Embattled Hong Kong leader announces housing boost

After being heckled, Carrie Lam said violent protests were among the reasons the city slipped into recession.

Carrie Lam
Hong Kong Chief Executive Carrie Lam announced policies aimed at making housing more affordable and easing living costs, issues that have fuelled months of protests [Kim Kyung-Hoon/Reuters]

Hours after opposition legislators thwarted her address, Hong Kong Chief Executive Carrie Lam delivered a speech via a video link during which she announced measures to ease a chronic housing shortage that has helped fuel months of street protests.

In her address on Wednesday, Lam sharply criticised the protests, which have turned increasingly violent in recent weeks, blaming them for dragging the Chinese territory’s economy into a recession.

“Violent acts in recent months have aggravated the situation, posing an unprecedented challenge to our economy,” she said in her annual policy speech.

Lam noted that in the first half of 2019, Hong Kong saw its worst economic performance since the 2009 recession.

“We consider that the Hong Kong economy has already slipped into a technical recession since the third quarter,” Lam said.

Hong Kong’s gross domestic product (GDP), which measures the value of all finished goods and service produced, shrank by 0.4 percent in the three months to June from the previous quarter. A recession is defined as two consecutive quarters of economic decline. Official third quarter economic figures are due to be released on October 31. 
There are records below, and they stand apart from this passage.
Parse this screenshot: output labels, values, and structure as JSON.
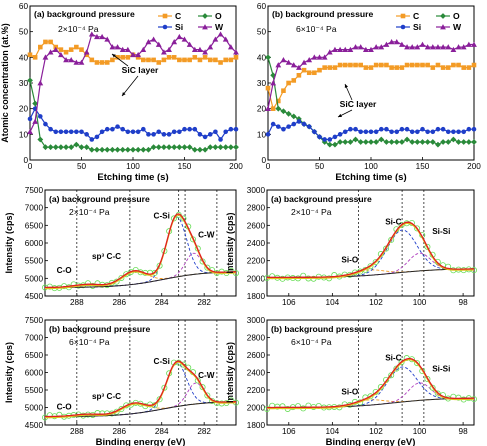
{
  "chart_data": [
    {
      "type": "line",
      "panel": "(a) background pressure",
      "pressure": "2×10⁻⁴ Pa",
      "annotation": "SiC layer",
      "xlabel": "Etching time (s)",
      "ylabel": "Atomic concentration (at.%)",
      "xlim": [
        0,
        200
      ],
      "ylim": [
        0,
        60
      ],
      "xticks": [
        "0",
        "50",
        "100",
        "150",
        "200"
      ],
      "yticks": [
        "0",
        "10",
        "20",
        "30",
        "40",
        "50",
        "60"
      ],
      "legend_position": "top-right",
      "series": [
        {
          "name": "C",
          "color": "#f39b25",
          "marker": "square",
          "x": [
            0,
            5,
            10,
            15,
            20,
            25,
            30,
            35,
            40,
            45,
            50,
            55,
            60,
            65,
            70,
            75,
            80,
            85,
            90,
            95,
            100,
            105,
            110,
            115,
            120,
            125,
            130,
            135,
            140,
            145,
            150,
            155,
            160,
            165,
            170,
            175,
            180,
            185,
            190,
            195,
            200
          ],
          "y": [
            41,
            40,
            44,
            46,
            46,
            44,
            43,
            42,
            43,
            44,
            43,
            41,
            39,
            38,
            38,
            38,
            39,
            40,
            40,
            40,
            41,
            40,
            39,
            39,
            39,
            38,
            39,
            40,
            40,
            39,
            39,
            39,
            40,
            39,
            40,
            39,
            39,
            38,
            39,
            39,
            40
          ]
        },
        {
          "name": "O",
          "color": "#2a8a3a",
          "marker": "diamond",
          "x": [
            0,
            5,
            10,
            15,
            20,
            25,
            30,
            35,
            40,
            45,
            50,
            55,
            60,
            65,
            70,
            75,
            80,
            85,
            90,
            95,
            100,
            105,
            110,
            115,
            120,
            125,
            130,
            135,
            140,
            145,
            150,
            155,
            160,
            165,
            170,
            175,
            180,
            185,
            190,
            195,
            200
          ],
          "y": [
            31,
            22,
            8,
            5,
            5,
            5,
            5,
            5,
            5,
            6,
            5,
            5,
            4,
            4,
            4,
            4,
            4,
            4,
            4,
            4,
            4,
            4,
            4,
            4,
            5,
            5,
            5,
            5,
            5,
            5,
            5,
            5,
            4,
            4,
            4,
            5,
            5,
            5,
            5,
            5,
            5
          ]
        },
        {
          "name": "Si",
          "color": "#1f3ec9",
          "marker": "circle",
          "x": [
            0,
            5,
            10,
            15,
            20,
            25,
            30,
            35,
            40,
            45,
            50,
            55,
            60,
            65,
            70,
            75,
            80,
            85,
            90,
            95,
            100,
            105,
            110,
            115,
            120,
            125,
            130,
            135,
            140,
            145,
            150,
            155,
            160,
            165,
            170,
            175,
            180,
            185,
            190,
            195,
            200
          ],
          "y": [
            16,
            20,
            17,
            14,
            12,
            11,
            11,
            11,
            11,
            11,
            11,
            10,
            8,
            9,
            11,
            12,
            12,
            13,
            12,
            11,
            11,
            11,
            12,
            10,
            10,
            11,
            10,
            10,
            11,
            11,
            12,
            12,
            12,
            10,
            9,
            10,
            11,
            8,
            11,
            12,
            12
          ]
        },
        {
          "name": "W",
          "color": "#8a1f9a",
          "marker": "triangle",
          "x": [
            0,
            5,
            10,
            15,
            20,
            25,
            30,
            35,
            40,
            45,
            50,
            55,
            60,
            65,
            70,
            75,
            80,
            85,
            90,
            95,
            100,
            105,
            110,
            115,
            120,
            125,
            130,
            135,
            140,
            145,
            150,
            155,
            160,
            165,
            170,
            175,
            180,
            185,
            190,
            195,
            200
          ],
          "y": [
            11,
            15,
            30,
            40,
            42,
            43,
            41,
            39,
            39,
            38,
            38,
            42,
            49,
            48,
            48,
            47,
            44,
            44,
            43,
            43,
            41,
            41,
            43,
            46,
            47,
            45,
            42,
            43,
            46,
            48,
            47,
            45,
            43,
            43,
            42,
            44,
            47,
            49,
            47,
            44,
            42
          ]
        }
      ]
    },
    {
      "type": "line",
      "panel": "(b) background pressure",
      "pressure": "6×10⁻⁴ Pa",
      "annotation": "SiC layer",
      "xlabel": "Etching time (s)",
      "ylabel": "",
      "xlim": [
        0,
        200
      ],
      "ylim": [
        0,
        60
      ],
      "xticks": [
        "0",
        "50",
        "100",
        "150",
        "200"
      ],
      "yticks": [
        "0",
        "10",
        "20",
        "30",
        "40",
        "50",
        "60"
      ],
      "legend_position": "top-right",
      "series": [
        {
          "name": "C",
          "color": "#f39b25",
          "marker": "square",
          "x": [
            0,
            5,
            10,
            15,
            20,
            25,
            30,
            35,
            40,
            45,
            50,
            55,
            60,
            65,
            70,
            75,
            80,
            85,
            90,
            95,
            100,
            105,
            110,
            115,
            120,
            125,
            130,
            135,
            140,
            145,
            150,
            155,
            160,
            165,
            170,
            175,
            180,
            185,
            190,
            195,
            200
          ],
          "y": [
            28,
            20,
            23,
            27,
            30,
            31,
            33,
            35,
            34,
            34,
            35,
            36,
            36,
            36,
            37,
            37,
            37,
            37,
            37,
            36,
            36,
            37,
            37,
            37,
            36,
            36,
            36,
            37,
            37,
            37,
            37,
            37,
            36,
            37,
            36,
            36,
            37,
            37,
            36,
            36,
            37
          ]
        },
        {
          "name": "O",
          "color": "#2a8a3a",
          "marker": "diamond",
          "x": [
            0,
            5,
            10,
            15,
            20,
            25,
            30,
            35,
            40,
            45,
            50,
            55,
            60,
            65,
            70,
            75,
            80,
            85,
            90,
            95,
            100,
            105,
            110,
            115,
            120,
            125,
            130,
            135,
            140,
            145,
            150,
            155,
            160,
            165,
            170,
            175,
            180,
            185,
            190,
            195,
            200
          ],
          "y": [
            40,
            33,
            20,
            19,
            18,
            17,
            16,
            14,
            13,
            11,
            9,
            7,
            6,
            6,
            7,
            7,
            7,
            8,
            7,
            7,
            7,
            7,
            8,
            7,
            7,
            7,
            7,
            8,
            7,
            7,
            7,
            7,
            7,
            6,
            7,
            7,
            8,
            7,
            7,
            7,
            7
          ]
        },
        {
          "name": "Si",
          "color": "#1f3ec9",
          "marker": "circle",
          "x": [
            0,
            5,
            10,
            15,
            20,
            25,
            30,
            35,
            40,
            45,
            50,
            55,
            60,
            65,
            70,
            75,
            80,
            85,
            90,
            95,
            100,
            105,
            110,
            115,
            120,
            125,
            130,
            135,
            140,
            145,
            150,
            155,
            160,
            165,
            170,
            175,
            180,
            185,
            190,
            195,
            200
          ],
          "y": [
            10,
            14,
            13,
            12,
            13,
            14,
            15,
            14,
            13,
            11,
            9,
            8,
            8,
            9,
            10,
            11,
            12,
            12,
            11,
            11,
            11,
            11,
            12,
            12,
            11,
            11,
            12,
            12,
            11,
            11,
            12,
            11,
            11,
            12,
            12,
            11,
            11,
            11,
            11,
            12,
            12
          ]
        },
        {
          "name": "W",
          "color": "#8a1f9a",
          "marker": "triangle",
          "x": [
            0,
            5,
            10,
            15,
            20,
            25,
            30,
            35,
            40,
            45,
            50,
            55,
            60,
            65,
            70,
            75,
            80,
            85,
            90,
            95,
            100,
            105,
            110,
            115,
            120,
            125,
            130,
            135,
            140,
            145,
            150,
            155,
            160,
            165,
            170,
            175,
            180,
            185,
            190,
            195,
            200
          ],
          "y": [
            20,
            30,
            37,
            39,
            38,
            37,
            36,
            38,
            39,
            40,
            40,
            40,
            42,
            43,
            43,
            43,
            43,
            44,
            44,
            43,
            43,
            44,
            44,
            45,
            46,
            46,
            45,
            44,
            44,
            44,
            45,
            44,
            44,
            44,
            44,
            44,
            43,
            44,
            44,
            45,
            45
          ]
        }
      ]
    },
    {
      "type": "xps",
      "panel": "(a) background pressure",
      "pressure": "2×10⁻⁴ Pa",
      "xlabel": "",
      "ylabel": "Intensity (cps)",
      "xlim": [
        289.5,
        280.5
      ],
      "ylim": [
        4500,
        7500
      ],
      "xticks": [
        "288",
        "286",
        "284",
        "282"
      ],
      "yticks": [
        "4500",
        "5000",
        "5500",
        "6000",
        "6500",
        "7000",
        "7500"
      ],
      "background": [
        4740,
        5200
      ],
      "raw_noise": 45,
      "vlines": [
        288.0,
        285.5,
        283.2,
        282.9,
        281.4
      ],
      "peaks": [
        {
          "name": "C-O",
          "center": 287.5,
          "height": 80,
          "width": 1.5,
          "color": "#3d7bd9"
        },
        {
          "name": "sp³ C-C",
          "center": 285.3,
          "height": 380,
          "width": 1.4,
          "color": "#f39b25"
        },
        {
          "name": "C-Si",
          "center": 283.3,
          "height": 1700,
          "width": 1.1,
          "color": "#1f3ec9"
        },
        {
          "name": "C-W",
          "center": 282.5,
          "height": 600,
          "width": 0.9,
          "color": "#b040c0"
        }
      ],
      "labels": [
        {
          "text": "C-O",
          "x": 288.6,
          "y": 5150
        },
        {
          "text": "sp³ C-C",
          "x": 286.6,
          "y": 5550
        },
        {
          "text": "C-Si",
          "x": 284.0,
          "y": 6700
        },
        {
          "text": "C-W",
          "x": 281.9,
          "y": 6150
        }
      ]
    },
    {
      "type": "xps",
      "panel": "(a) background pressure",
      "pressure": "2×10⁻⁴ Pa",
      "xlabel": "",
      "ylabel": "Intensity (cps)",
      "xlim": [
        107,
        97.5
      ],
      "ylim": [
        1800,
        3000
      ],
      "xticks": [
        "106",
        "104",
        "102",
        "100",
        "98"
      ],
      "yticks": [
        "1800",
        "2000",
        "2200",
        "2400",
        "2600",
        "2800",
        "3000"
      ],
      "background": [
        2010,
        2110
      ],
      "raw_noise": 20,
      "vlines": [
        102.8,
        100.8,
        99.8
      ],
      "peaks": [
        {
          "name": "Si-O",
          "center": 102.3,
          "height": 60,
          "width": 1.6,
          "color": "#f39b25"
        },
        {
          "name": "Si-C",
          "center": 100.8,
          "height": 480,
          "width": 1.6,
          "color": "#1f3ec9"
        },
        {
          "name": "Si-Si",
          "center": 100.0,
          "height": 200,
          "width": 1.2,
          "color": "#b040c0"
        }
      ],
      "labels": [
        {
          "text": "Si-O",
          "x": 103.2,
          "y": 2180
        },
        {
          "text": "Si-C",
          "x": 101.2,
          "y": 2610
        },
        {
          "text": "Si-Si",
          "x": 99.0,
          "y": 2500
        }
      ]
    },
    {
      "type": "xps",
      "panel": "(b) background pressure",
      "pressure": "6×10⁻⁴ Pa",
      "xlabel": "Binding energy (eV)",
      "ylabel": "Intensity (cps)",
      "xlim": [
        289.5,
        280.5
      ],
      "ylim": [
        4500,
        7500
      ],
      "xticks": [
        "288",
        "286",
        "284",
        "282"
      ],
      "yticks": [
        "4500",
        "5000",
        "5500",
        "6000",
        "6500",
        "7000",
        "7500"
      ],
      "background": [
        4740,
        5180
      ],
      "raw_noise": 45,
      "vlines": [
        288.0,
        285.5,
        283.2,
        282.9,
        281.4
      ],
      "peaks": [
        {
          "name": "C-O",
          "center": 287.5,
          "height": 60,
          "width": 1.5,
          "color": "#3d7bd9"
        },
        {
          "name": "sp³ C-C",
          "center": 285.3,
          "height": 300,
          "width": 1.4,
          "color": "#f39b25"
        },
        {
          "name": "C-Si",
          "center": 283.3,
          "height": 1250,
          "width": 1.1,
          "color": "#1f3ec9"
        },
        {
          "name": "C-W",
          "center": 282.4,
          "height": 600,
          "width": 0.9,
          "color": "#b040c0"
        }
      ],
      "labels": [
        {
          "text": "C-O",
          "x": 288.6,
          "y": 4950
        },
        {
          "text": "sp³ C-C",
          "x": 286.6,
          "y": 5250
        },
        {
          "text": "C-Si",
          "x": 284.0,
          "y": 6250
        },
        {
          "text": "C-W",
          "x": 281.9,
          "y": 5850
        }
      ]
    },
    {
      "type": "xps",
      "panel": "(b) background pressure",
      "pressure": "6×10⁻⁴ Pa",
      "xlabel": "Binding energy (eV)",
      "ylabel": "Intensity (cps)",
      "xlim": [
        107,
        97.5
      ],
      "ylim": [
        1800,
        3000
      ],
      "xticks": [
        "106",
        "104",
        "102",
        "100",
        "98"
      ],
      "yticks": [
        "1800",
        "2000",
        "2200",
        "2400",
        "2600",
        "2800",
        "3000"
      ],
      "background": [
        2000,
        2110
      ],
      "raw_noise": 20,
      "vlines": [
        102.8,
        100.8,
        99.8
      ],
      "peaks": [
        {
          "name": "Si-O",
          "center": 102.3,
          "height": 60,
          "width": 1.6,
          "color": "#f39b25"
        },
        {
          "name": "Si-C",
          "center": 100.8,
          "height": 400,
          "width": 1.6,
          "color": "#1f3ec9"
        },
        {
          "name": "Si-Si",
          "center": 100.0,
          "height": 200,
          "width": 1.2,
          "color": "#b040c0"
        }
      ],
      "labels": [
        {
          "text": "Si-O",
          "x": 103.2,
          "y": 2150
        },
        {
          "text": "Si-C",
          "x": 101.2,
          "y": 2540
        },
        {
          "text": "Si-Si",
          "x": 99.0,
          "y": 2410
        }
      ]
    }
  ],
  "colors": {
    "raw": "#66dd55",
    "envelope": "#e02020",
    "fit": "#e0c020",
    "background": "#222222"
  }
}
Lam’s speech outlined measures aimed at increasing the availability and affordability of housing for Hong Kong residents, many of whom have struggled with skyrocketing property prices and widening inequality.

“Housing is not simply a commodity, but the community has a right to expect the government to provide housing,” Lam said in the video after two failed attempts to deliver her speech at the Legislative Council, Hong Kong’s parliament, on Wednesday due to heckling from opposition legislators.

The measures included taking back large tracts of land from private developers, easing mortgage rules and providing rental subsidies to low-income households. Many critics have blamed developers for hoarding large tracts of land and housing to keep prices artificially high.

Lam also announced a one-off cash allowance or a “living subsidy” for low-income households, with 165 billion Hong Kong dollars ($21bn) allocated for welfare and healthcare. Public cash for more ferry routes, waivers on commuter tunnel fees and travel discounts were also included in the speech.

“At this stage, it’s going to be a very difficult session for the Legislative Council,” Al Jazeera’s Asia correspondent Scott Heidler said.

The scarcity of public housing, which has long been a key quality-of-life concern in Hong Kong, has become bound up with the current political crisis that began with protestors demonstrating against a proposed extradition law that would have allowed extraditions to mainland China. 

“Obviously over these past four months their demands have grown well beyond freedom to access affordable housing,” said Heidler.

“She’s tackled [affordable housing] in this policy address. But again, as we look at things right now, there are many more issues that can be tackled … as far as the government is concerned,” he said.

No more concessions

The protesters have a list of five demands, including the formal withdrawal of the extradition bill, which Lam has agreed to. They also want Lam to step down, an inquiry into alleged police brutality during the protests, release of anti-government detainees and for universal suffrage.

In her speech, Lam made no further concessions to protesters, despite growing calls for her to step down. But in a news conference after the address, she called for compromise and tolerance. She also said releasing jailed protesters is “totally against the rule of law in Hong Kong”.

Pro-democracy legislator Tanya Chan said Lam should resign for failing to address the protesters’ five core demands.

“Both her hands are soaked with blood. We hope Carrie Lam withdraws and quits,” Chan said at a news conference on Wednesday. There have been injuries among both protesters and police.

The formal withdrawal of the extradition bill has been postponed by a week, LegCo president Andrew Leung confirmed on Wednesday.

Lam also said that calls for Hong Kong’s independence will not be tolerated, although she promised to adhere to the ‘one country, two systems’ principle which gives Hong Kong greater social and political freedoms than the mainland following the 1997 handover of the territory to China by the United Kingdom.

Her focus on living standards follows a rapid rise in inequality, which is high “both by historical standards and by international comparison”, the International Monetary Fund said in a December 2018 report.

“Over 10 percent of the population lives in poverty [with the poverty line defined as half of the median income for a given household size] … and this ratio has increased since 2014,” the IMF said.

Soaring property prices is one of the key drivers of growing inequality, with rents for small apartments surging 273 percent from 2007 to 2017, far outpacing wage growth over the same period, according to British charity Oxfam.

In her policy address, Lam also announced measures to improve the city’s public spaces by revamping 170 leisure areas. Schoogoing children and their families also get help, with aid for preschools and special needs children.